Wieder Giftattacke? Hundebesitzerin warnt!. Blut im ganzen Körper hatte Jagdhündin. Die Ursache war vermutlich Rattengift. Wie das Tier dazu kam, ist unklar.

Anna-Lena Kogler und ihr Großvater Erich Schwarting sind entsetzt, dass jemand ihre Hündin »Lina« vergiften wollte.  |  NOEN, Foto: Wohlmann
„Plötzlich fraß Lina nicht mehr“, sagt Anna-Lena Kogler. Seit Mittwoch verbringt die Wiesenfelderin mit ihrer zweijährigen bayerischen Gebirgsschweißhündin laufend in der St. Pöltner Tierklinik. Was anfänglich als Magenverstimmung anmutete, entpuppte sich als gefährliche Vergiftung.
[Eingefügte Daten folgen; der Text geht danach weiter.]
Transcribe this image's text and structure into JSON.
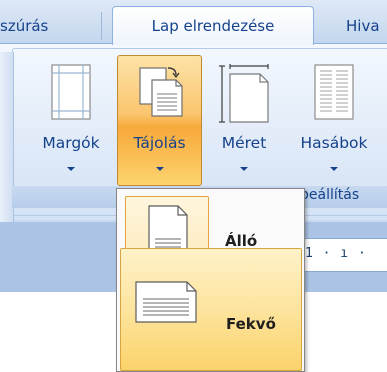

„Sie hatte Blutungen im ganzen Körper; ihr mussten Drainagen gesetzt werden. Ihr Zustand war wirklich lebensbedrohlich“, ist die Studentin entsetzt. In der Tierklinik geht man von Rattengift als Ursache aus. Dessen Wirkung zeigt sich schleichend, was den täglich schlechter werden Zustand von Lina erklären würde.

Mehrere hundert Euro Tierarztkosten

„Ich weiß nicht, ob jemand einen Köder in den Garten geschmissen, oder ob sie es beim Gassigehen aufgenommen hat. Wir waren nur in Wiesenfeld im Raum Marterlweg unterwegs“, erzählt sie. Am Samstag wendete sie sich exklusiv an die NÖN, mit der Bitte möglichst viele Tierhalter zu warnen. Ihre Tierarztkosten belaufen sich bis jetzt auf mehrere hundert Euro.

Zur Erinnerung: Auch in Hainfeld wurde die Hündin von Martina Zöchling vergiftet und in Kleinzell war ein Giftköder auf der Terrasse von Natascha Bachner ausgelegt. Beim Giftköder in Hainfeld handelte es sich aber nicht um Rattengift, sondern um Carbofuran.